Now, I know social kisses are intrinsic to Greek culture but the point is that you can't greet and kiss those who are not there, no matter who similar the two of you are. Physical presence as a necessity for relational community is found in many other places throughout the Bible. It is found in process of discipleship that Jesus used. It is found in the help Aaron and Hur holding Moses' hands. It is found in the community of David and his vagabond warriors that ran for from King Saul.
In short, I believe that God has made no mistake in placing me where I am. He has made no mistake in placing certain people, like Fellows, around me. This does not mean that I should exclude every other relationship in life.
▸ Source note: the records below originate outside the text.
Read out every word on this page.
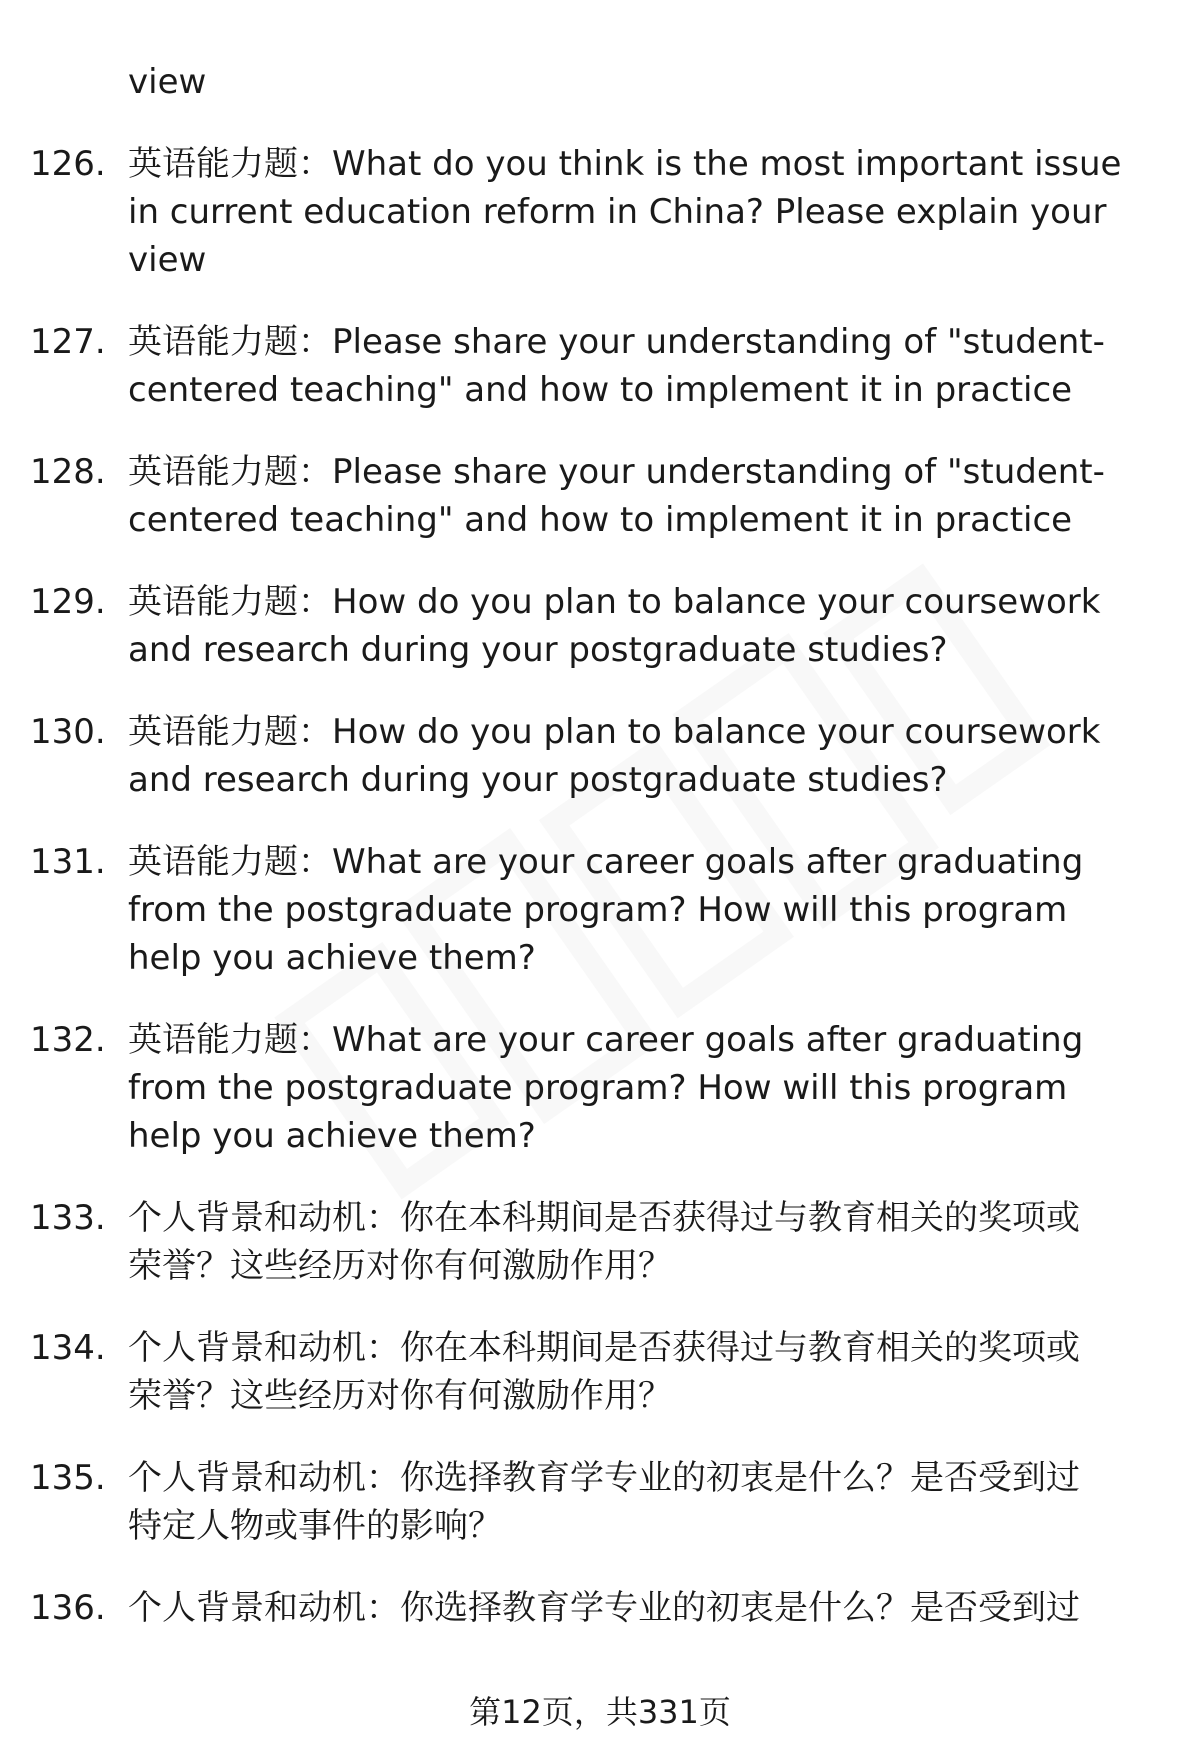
view

126. 英语能力题：What do you think is the most important issue
in current education reform in China? Please explain your
view
127. 英语能力题：Please share your understanding of "student-
centered teaching" and how to implement it in practice
128. 英语能力题：Please share your understanding of "student-
centered teaching" and how to implement it in practice
129. 英语能力题：How do you plan to balance your coursework
and research during your postgraduate studies?
130. 英语能力题：How do you plan to balance your coursework
and research during your postgraduate studies?
131. 英语能力题：What are your career goals after graduating
from the postgraduate program? How will this program
help you achieve them?
132. 英语能力题：What are your career goals after graduating
from the postgraduate program? How will this program
help you achieve them?
133. 个人背景和动机：你在本科期间是否获得过与教育相关的奖项或
荣誉？这些经历对你有何激励作用？
134. 个人背景和动机：你在本科期间是否获得过与教育相关的奖项或
荣誉？这些经历对你有何激励作用？
135. 个人背景和动机：你选择教育学专业的初衷是什么？是否受到过
特定人物或事件的影响？
136. 个人背景和动机：你选择教育学专业的初衷是什么？是否受到过
第12页，共331页
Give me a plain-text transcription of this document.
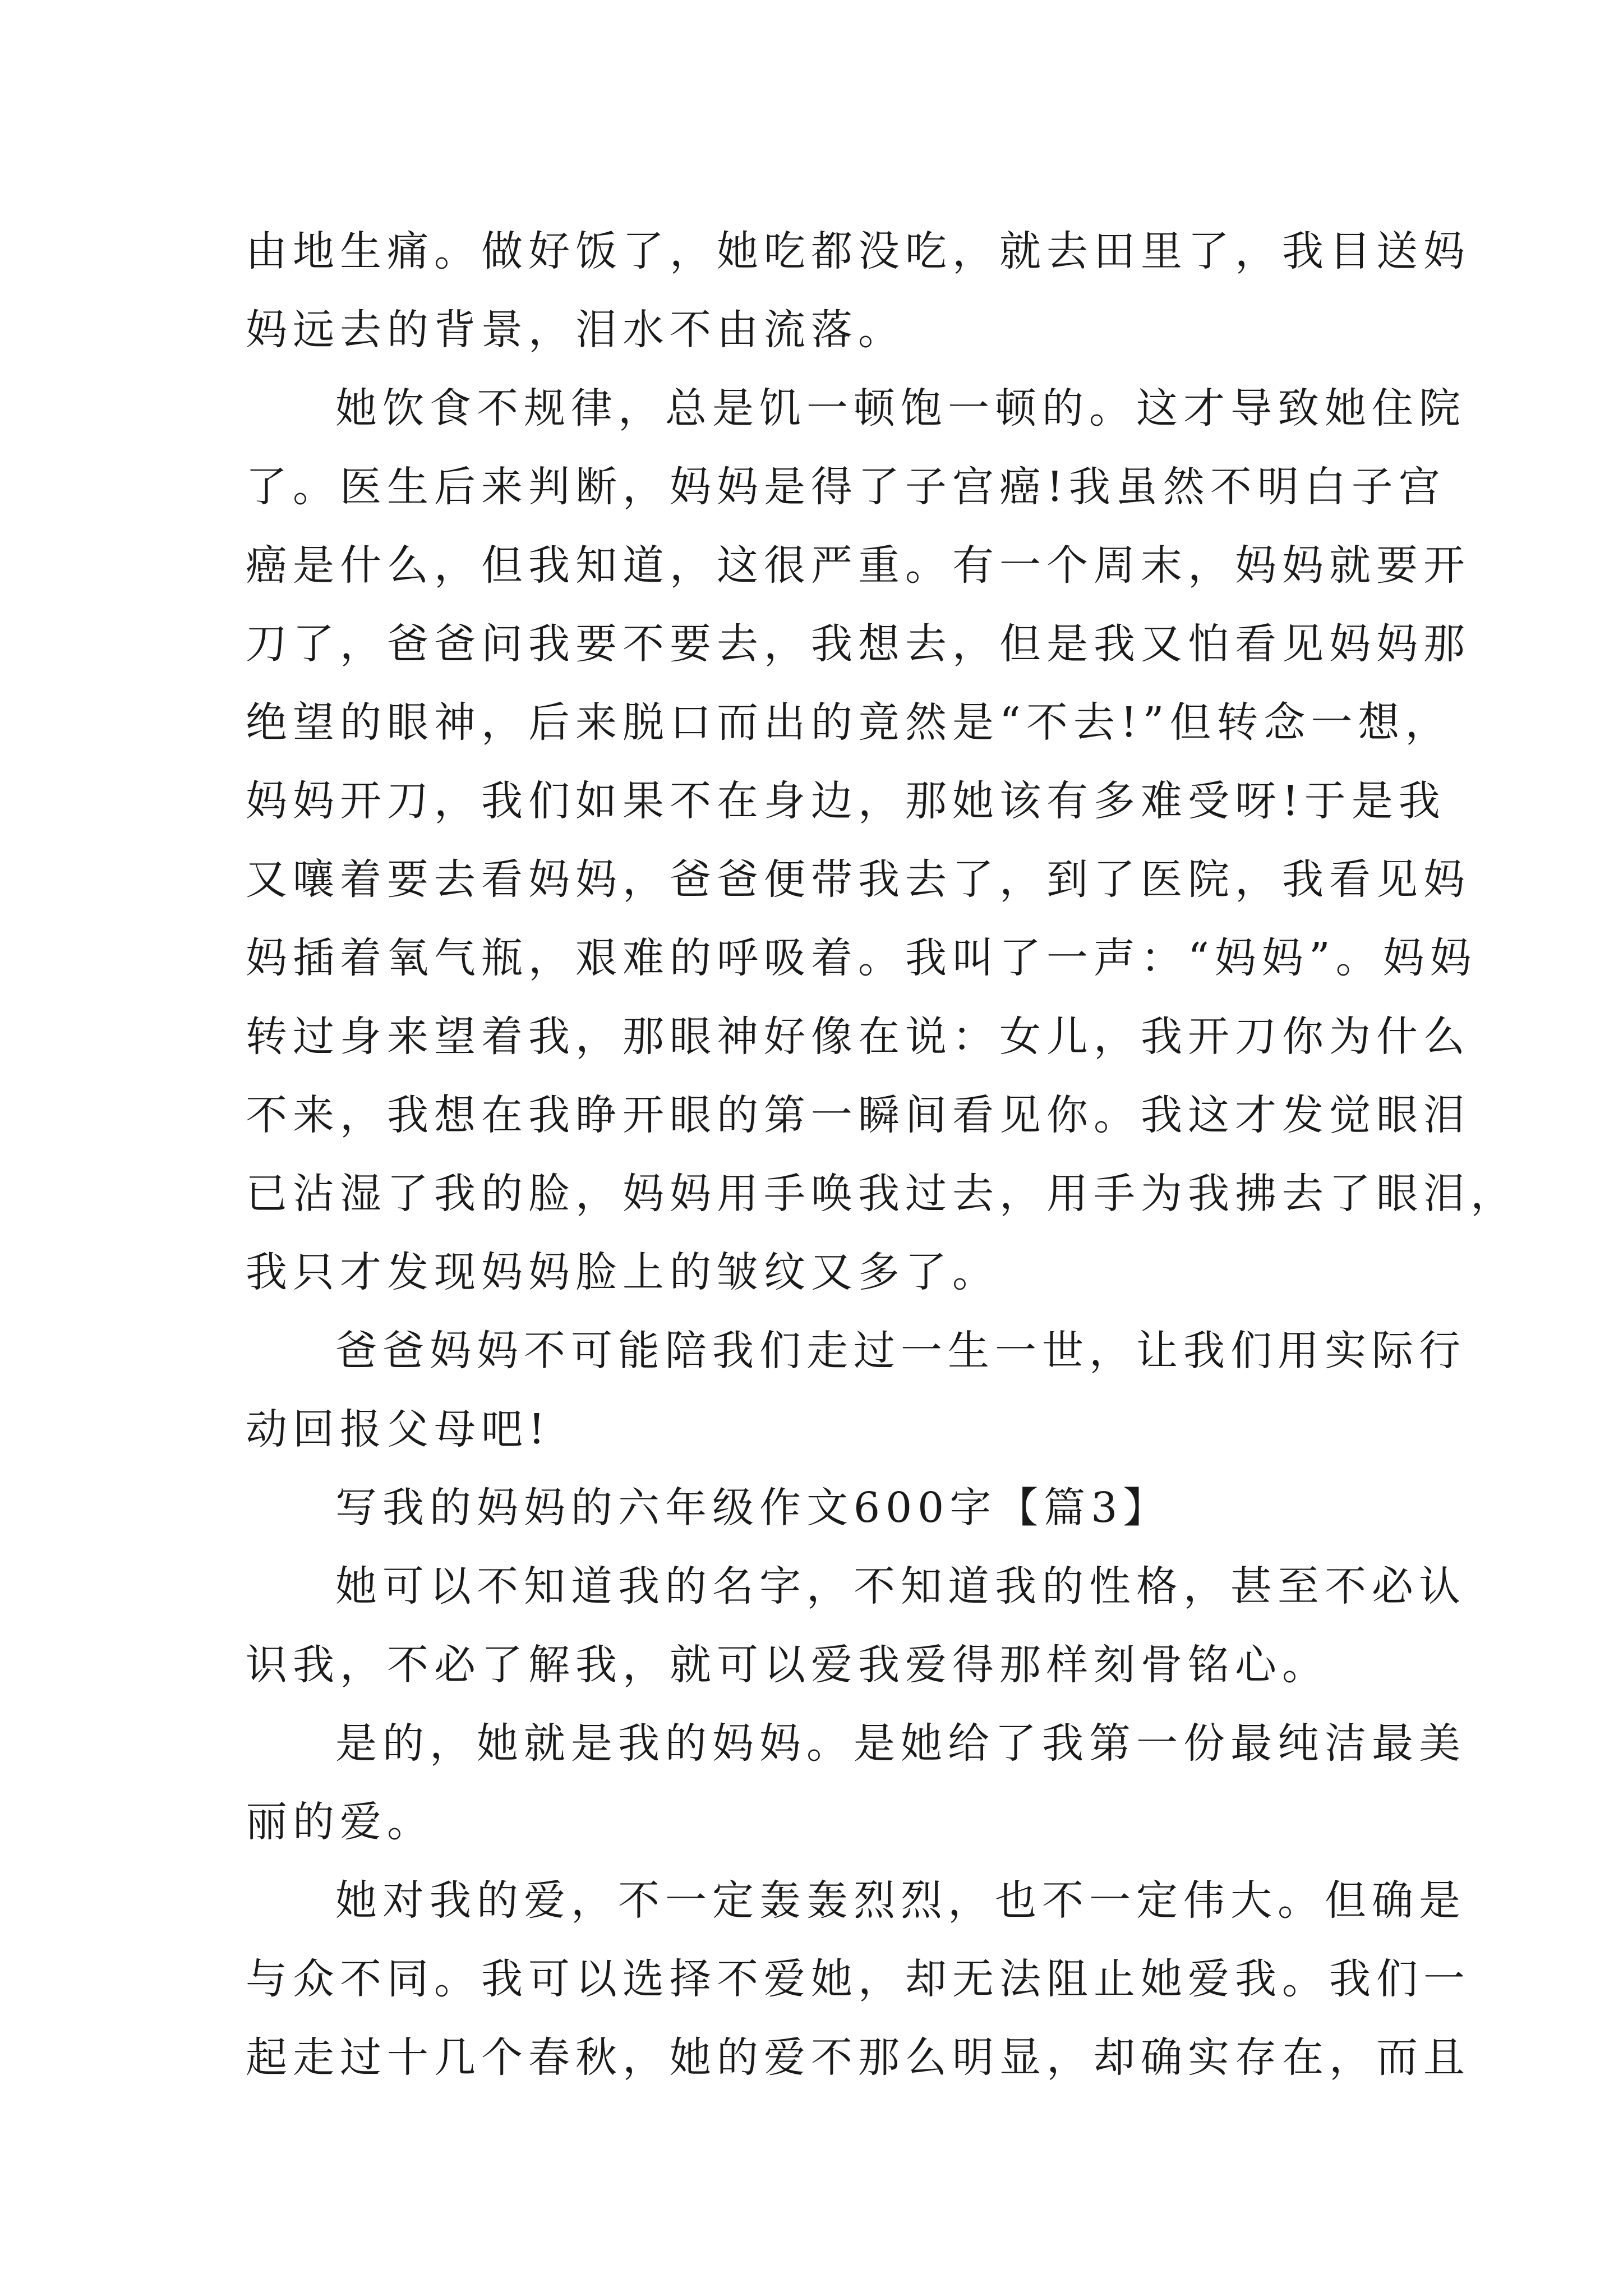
由地生痛。做好饭了，她吃都没吃，就去田里了，我目送妈
妈远去的背景，泪水不由流落。
她饮食不规律，总是饥一顿饱一顿的。这才导致她住院
了。医生后来判断，妈妈是得了子宫癌!我虽然不明白子宫
癌是什么，但我知道，这很严重。有一个周末，妈妈就要开
刀了，爸爸问我要不要去，我想去，但是我又怕看见妈妈那
绝望的眼神，后来脱口而出的竟然是“不去!”但转念一想，
妈妈开刀，我们如果不在身边，那她该有多难受呀!于是我
又嚷着要去看妈妈，爸爸便带我去了，到了医院，我看见妈
妈插着氧气瓶，艰难的呼吸着。我叫了一声：“妈妈”。妈妈
转过身来望着我，那眼神好像在说：女儿，我开刀你为什么
不来，我想在我睁开眼的第一瞬间看见你。我这才发觉眼泪
已沾湿了我的脸，妈妈用手唤我过去，用手为我拂去了眼泪，
我只才发现妈妈脸上的皱纹又多了。
爸爸妈妈不可能陪我们走过一生一世，让我们用实际行
动回报父母吧!
写我的妈妈的六年级作文600字【篇3】
她可以不知道我的名字，不知道我的性格，甚至不必认
识我，不必了解我，就可以爱我爱得那样刻骨铭心。
是的，她就是我的妈妈。是她给了我第一份最纯洁最美
丽的爱。
她对我的爱，不一定轰轰烈烈，也不一定伟大。但确是
与众不同。我可以选择不爱她，却无法阻止她爱我。我们一
起走过十几个春秋，她的爱不那么明显，却确实存在，而且
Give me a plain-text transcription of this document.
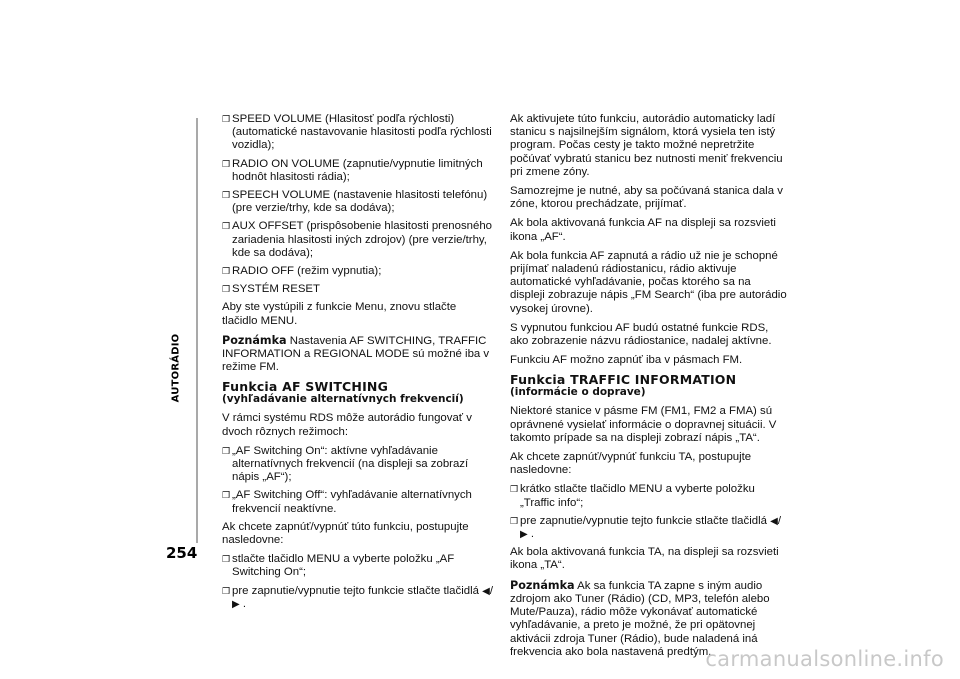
AUTORÁDIO
254
❒ SPEED VOLUME (Hlasitosť podľa rýchlosti) (automatické nastavovanie hlasitosti podľa rýchlosti vozidla);
❒ RADIO ON VOLUME (zapnutie/vypnutie limitných hodnôt hlasitosti rádia);
❒ SPEECH VOLUME (nastavenie hlasitosti telefónu) (pre verzie/trhy, kde sa dodáva);
❒ AUX OFFSET (prispôsobenie hlasitosti prenosného zariadenia hlasitosti iných zdrojov) (pre verzie/trhy, kde sa dodáva);
❒ RADIO OFF (režim vypnutia);
❒ SYSTÉM RESET

Aby ste vystúpili z funkcie Menu, znovu stlačte tlačidlo MENU.

Poznámka Nastavenia AF SWITCHING, TRAFFIC INFORMATION a REGIONAL MODE sú možné iba v režime FM.

Funkcia AF SWITCHING
(vyhľadávanie alternatívnych frekvencií)

V rámci systému RDS môže autorádio fungovať v dvoch rôznych režimoch:

❒ „AF Switching On“: aktívne vyhľadávanie alternatívnych frekvencií (na displeji sa zobrazí nápis „AF“);
❒ „AF Switching Off“: vyhľadávanie alternatívnych frekvencií neaktívne.

Ak chcete zapnúť/vypnúť túto funkciu, postupujte nasledovne:

❒ stlačte tlačidlo MENU a vyberte položku „AF Switching On“;
❒ pre zapnutie/vypnutie tejto funkcie stlačte tlačidlá ◀/▶ .

Ak aktivujete túto funkciu, autorádio automaticky ladí stanicu s najsilnejším signálom, ktorá vysiela ten istý program. Počas cesty je takto možné nepretržite počúvať vybratú stanicu bez nutnosti meniť frekvenciu pri zmene zóny.

Samozrejme je nutné, aby sa počúvaná stanica dala v zóne, ktorou prechádzate, prijímať.

Ak bola aktivovaná funkcia AF na displeji sa rozsvieti ikona „AF“.

Ak bola funkcia AF zapnutá a rádio už nie je schopné prijímať naladenú rádiostanicu, rádio aktivuje automatické vyhľadávanie, počas ktorého sa na displeji zobrazuje nápis „FM Search“ (iba pre autorádio vysokej úrovne).

S vypnutou funkciou AF budú ostatné funkcie RDS, ako zobrazenie názvu rádiostanice, nadalej aktívne.

Funkciu AF možno zapnúť iba v pásmach FM.

Funkcia TRAFFIC INFORMATION
(informácie o doprave)

Niektoré stanice v pásme FM (FM1, FM2 a FMA) sú oprávnené vysielať informácie o dopravnej situácii. V takomto prípade sa na displeji zobrazí nápis „TA“.

Ak chcete zapnúť/vypnúť funkciu TA, postupujte nasledovne:

❒ krátko stlačte tlačidlo MENU a vyberte položku „Traffic info“;
❒ pre zapnutie/vypnutie tejto funkcie stlačte tlačidlá ◀/▶ .

Ak bola aktivovaná funkcia TA, na displeji sa rozsvieti ikona „TA“.

Poznámka Ak sa funkcia TA zapne s iným audio zdrojom ako Tuner (Rádio) (CD, MP3, telefón alebo Mute/Pauza), rádio môže vykonávať automatické vyhľadávanie, a preto je možné, že pri opätovnej aktivácii zdroja Tuner (Rádio), bude naladená iná frekvencia ako bola nastavená predtým.

carmanualsonline.info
God gave those too and he must be honored in them. It means that must honor his decisions. In doing so, I must choose make my life with those in the Fellows world and to allow them to do the same with me. This has not been easy nor has it been perfectly done, but I must continue to honor God's decision and trust that His work is good.
An Addendum:
Part of me wants to delete this post. There's so much to explain around it. Yes, there is no denying that through our rich forms of communication it is possible to build relationship without a physical presence. Still relationship depends on the person being knowing and being known, not just a set of assumptions.